In those nights he was living on Mission Street because so many people swarmed there that he could hope someone might actually smash through his soul-eye's smooth flat window to kill him or make him free, but instead the people just flowed down his pane like gray rain. That afternoon there'd been a carnival with fat ladies moving their bottoms in the streets, black-eyed Asian schoolgirls cooling their teeth in the hissing streams of each other's breath, brown girls in black and silver skirts working their lips into kisses; and he'd never forget that coffeeskinned girl on the parade float, swinging her gold-spangled crotch in sharp bursting arcs; now that that was ended and the police had stacked the barricades back into rented vans there remained only the same threateners and bottle-smashers, and above them the same smell of doughnuts in the hallways because the hotel was right over a bakery — preferable to the adjoining hotel, which had married a Chinese fish market for so many do-us-parts that the slime of rotting seafood had leached its way through the wall and summoned the same slow fat evil flies that Lucifer kept under his tongue; no, give me doughnuts, please. Well, he had his doughnuts — the sweet soggy smell of them, anyway, a smell as weary as being alone at ten-o'-clock on a rainy Sunday night in a sleazy hotel.

A voice was saying: He said he was gonna gimme twenty bucks but I need thirty.

He unlocked the door. The old lady was kneeling on the floor, looking up at him in terror while her very dark blood crept slowly down her arm, the hypodermic needle which was stuck in it wine-colored with blood. Her grayish-blonde hair was drawn back tight against her head to make her younger. Her arm had doubled up as if to thrust the elbow forward in defense of her life. She held a bloody paper towel in her hand.

San Francisco, California, U.S.A. (1993)

She wasn't such an old lady, actually. She was just a whore who only got her periods when she went to jail, because she couldn't shoot her speedballs in there. She disliked getting periods, but what she positively hated was being forced to sleep at night. (Everyone knows that whores are nocturnal while Johns and prison guards [with some exceptions] are diurnal, which proves at least one difference between the species.) And because he lived with her, because he tried to sleep at night, he dreaded the night, dreaded the smell of old cigarettes and old age, the sound of moaning and coughing in the bed beside him.

He sat down on the bed, and she came and sat next to him. She turned up her half-dead lips to be kissed. — Oh, that feels wonderful, she said.

There was a knock.

Who is it? she cried ferociously.

It's me, said a sad shy voice.

Grunting, the old lady popped her hernia back in and opened the door.

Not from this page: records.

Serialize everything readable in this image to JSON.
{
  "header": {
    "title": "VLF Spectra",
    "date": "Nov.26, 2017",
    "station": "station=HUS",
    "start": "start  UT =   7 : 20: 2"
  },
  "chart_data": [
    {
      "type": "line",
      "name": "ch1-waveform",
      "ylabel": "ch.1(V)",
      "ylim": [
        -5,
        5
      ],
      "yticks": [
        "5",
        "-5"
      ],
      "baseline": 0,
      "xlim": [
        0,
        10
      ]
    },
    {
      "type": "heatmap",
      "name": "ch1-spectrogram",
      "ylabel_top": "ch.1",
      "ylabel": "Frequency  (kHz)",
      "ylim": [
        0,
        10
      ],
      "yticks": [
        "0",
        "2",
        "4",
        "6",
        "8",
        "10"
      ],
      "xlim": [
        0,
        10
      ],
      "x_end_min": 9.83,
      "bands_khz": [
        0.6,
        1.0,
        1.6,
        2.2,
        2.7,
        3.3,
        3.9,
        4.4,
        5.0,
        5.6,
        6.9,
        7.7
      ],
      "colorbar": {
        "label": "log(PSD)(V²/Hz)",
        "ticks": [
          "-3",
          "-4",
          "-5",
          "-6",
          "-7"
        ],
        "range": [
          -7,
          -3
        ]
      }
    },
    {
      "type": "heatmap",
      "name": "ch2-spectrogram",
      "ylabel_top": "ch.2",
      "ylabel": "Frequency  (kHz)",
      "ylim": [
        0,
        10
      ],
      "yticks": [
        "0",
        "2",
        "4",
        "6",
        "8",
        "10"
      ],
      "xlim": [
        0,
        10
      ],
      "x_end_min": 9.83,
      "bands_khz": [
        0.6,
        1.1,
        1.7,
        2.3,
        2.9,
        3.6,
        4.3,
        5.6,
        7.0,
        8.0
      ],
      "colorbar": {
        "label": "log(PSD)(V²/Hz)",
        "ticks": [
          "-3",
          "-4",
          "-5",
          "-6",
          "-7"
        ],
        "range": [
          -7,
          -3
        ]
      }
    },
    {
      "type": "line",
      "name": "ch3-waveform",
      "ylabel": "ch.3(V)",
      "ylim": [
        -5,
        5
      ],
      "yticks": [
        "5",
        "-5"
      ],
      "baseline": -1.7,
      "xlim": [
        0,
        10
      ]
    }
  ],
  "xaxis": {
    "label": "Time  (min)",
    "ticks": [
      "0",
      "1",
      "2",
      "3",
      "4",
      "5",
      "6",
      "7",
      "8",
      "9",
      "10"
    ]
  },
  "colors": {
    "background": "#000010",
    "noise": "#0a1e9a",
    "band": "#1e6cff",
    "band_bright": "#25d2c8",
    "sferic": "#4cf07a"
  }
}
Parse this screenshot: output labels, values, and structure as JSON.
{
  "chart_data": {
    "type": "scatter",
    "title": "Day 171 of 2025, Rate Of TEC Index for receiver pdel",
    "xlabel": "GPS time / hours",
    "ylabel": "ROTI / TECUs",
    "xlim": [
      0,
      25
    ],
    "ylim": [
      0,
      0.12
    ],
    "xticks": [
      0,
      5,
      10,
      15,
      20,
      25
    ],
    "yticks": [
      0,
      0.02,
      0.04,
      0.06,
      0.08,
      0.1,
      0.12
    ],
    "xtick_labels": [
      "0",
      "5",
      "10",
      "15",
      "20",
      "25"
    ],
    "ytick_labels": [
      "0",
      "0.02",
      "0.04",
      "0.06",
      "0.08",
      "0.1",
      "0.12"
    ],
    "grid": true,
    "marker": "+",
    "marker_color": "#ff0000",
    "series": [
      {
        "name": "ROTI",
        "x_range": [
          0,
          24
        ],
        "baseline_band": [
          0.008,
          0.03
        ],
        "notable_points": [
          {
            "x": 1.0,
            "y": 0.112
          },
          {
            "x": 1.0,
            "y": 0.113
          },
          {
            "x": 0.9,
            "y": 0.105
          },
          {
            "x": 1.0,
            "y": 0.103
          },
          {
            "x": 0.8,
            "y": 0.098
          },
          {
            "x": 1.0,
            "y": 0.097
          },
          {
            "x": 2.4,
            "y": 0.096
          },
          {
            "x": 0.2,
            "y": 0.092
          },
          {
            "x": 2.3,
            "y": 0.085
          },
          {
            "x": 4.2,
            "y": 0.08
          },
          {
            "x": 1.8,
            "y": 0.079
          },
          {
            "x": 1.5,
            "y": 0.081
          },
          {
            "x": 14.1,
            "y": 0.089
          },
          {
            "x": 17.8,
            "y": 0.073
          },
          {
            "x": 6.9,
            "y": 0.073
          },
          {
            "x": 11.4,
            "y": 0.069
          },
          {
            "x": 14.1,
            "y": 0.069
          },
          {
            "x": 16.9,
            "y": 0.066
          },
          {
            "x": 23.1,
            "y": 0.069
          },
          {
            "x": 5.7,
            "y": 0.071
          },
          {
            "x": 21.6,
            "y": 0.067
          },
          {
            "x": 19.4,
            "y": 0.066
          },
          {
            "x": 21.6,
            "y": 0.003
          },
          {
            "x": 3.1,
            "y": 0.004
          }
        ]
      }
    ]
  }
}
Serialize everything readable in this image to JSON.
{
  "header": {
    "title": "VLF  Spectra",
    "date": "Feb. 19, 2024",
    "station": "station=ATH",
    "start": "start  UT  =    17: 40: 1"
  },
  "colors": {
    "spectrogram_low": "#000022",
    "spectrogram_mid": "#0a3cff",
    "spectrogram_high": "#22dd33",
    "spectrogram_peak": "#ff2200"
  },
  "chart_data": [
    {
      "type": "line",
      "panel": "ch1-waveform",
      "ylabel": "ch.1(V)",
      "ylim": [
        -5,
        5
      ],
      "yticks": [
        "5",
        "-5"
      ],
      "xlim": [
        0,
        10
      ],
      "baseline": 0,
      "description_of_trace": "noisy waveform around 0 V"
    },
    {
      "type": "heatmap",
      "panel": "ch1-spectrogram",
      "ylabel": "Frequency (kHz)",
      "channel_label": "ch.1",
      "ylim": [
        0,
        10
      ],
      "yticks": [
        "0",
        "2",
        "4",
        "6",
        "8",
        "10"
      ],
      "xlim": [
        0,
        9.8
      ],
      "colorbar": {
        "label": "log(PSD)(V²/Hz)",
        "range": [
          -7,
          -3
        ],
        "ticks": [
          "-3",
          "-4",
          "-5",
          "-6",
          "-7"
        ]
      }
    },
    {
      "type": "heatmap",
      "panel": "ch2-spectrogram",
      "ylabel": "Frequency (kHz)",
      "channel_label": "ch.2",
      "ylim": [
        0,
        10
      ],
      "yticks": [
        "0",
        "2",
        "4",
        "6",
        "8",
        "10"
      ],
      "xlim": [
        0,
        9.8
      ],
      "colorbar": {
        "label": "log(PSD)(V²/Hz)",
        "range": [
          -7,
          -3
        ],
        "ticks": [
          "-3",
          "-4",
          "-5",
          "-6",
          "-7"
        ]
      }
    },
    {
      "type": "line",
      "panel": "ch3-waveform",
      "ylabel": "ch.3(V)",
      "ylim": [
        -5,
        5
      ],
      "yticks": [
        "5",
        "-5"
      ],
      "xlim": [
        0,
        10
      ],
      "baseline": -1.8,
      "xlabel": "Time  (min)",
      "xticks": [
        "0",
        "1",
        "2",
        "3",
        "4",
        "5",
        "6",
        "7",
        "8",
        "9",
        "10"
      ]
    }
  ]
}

It was the whore who'd been raped with a vacuum cleaner. (Two days afterward, her stomach had suddenly swelled up, and she fainted from the pain.)

You get it? said the old lady.

Got it right here, the girl whispered.

They heated the bottlecap with the old lady's lighter, untwisted the paper, added water from the brandy bottle (the white stuff in the cap was already fizzing), stirred it lovingly with the needle end.

Just draw it up, the old lady snarled.

I'm tryin' to.

The girl peered down at the mosquito-striped needle. — I left seventy-five, she said. Twenty-five for me, fifty for you.

Let's make it eighty.

OK, said the girl guiltily.

They were almost ready now to bare their arms to the needle, like children who didn't have a ticket to a carnival, stretching their hands out from so far behind the fence.

Well, that came out right, said the old lady with satisfaction.

I'll come back. Where's the restroom? I gotta stick myself in a personal place.

The old lady shot her a glare. — You'd better come back, or I'll hunt you down and kill you.

The girl cringed in terror. — I'm sorry, I'm sorry, she said almost inaudibly. I'll do it here.

Go to the restroom if you want. You heard what I said.

I'll do it here.

Well, stop whining and do it here, then. You need me to hit you? Which personal place is it today?

My pussy.

That's where the happy veins are, the old lady laughed, the needle already in her wrist, the smelly pantyhose knotted around her upper arm. .

At midnight, after the girl had gone out to make more money (her pussy was already abscessed, but one time when he was with her she'd spread herself with pride and told him: You can always tell if a woman's got a disease by smelling her vagina. If it's not healthy she's got a bad odor. See, I don't smell, do I?), he killed the light. He awoke an hour later to see the old lady kneeling on the carpet, trying to stick herself, walking on her knees to the sink so that she wouldn't wake him when she washed the blood from arm and sleeve.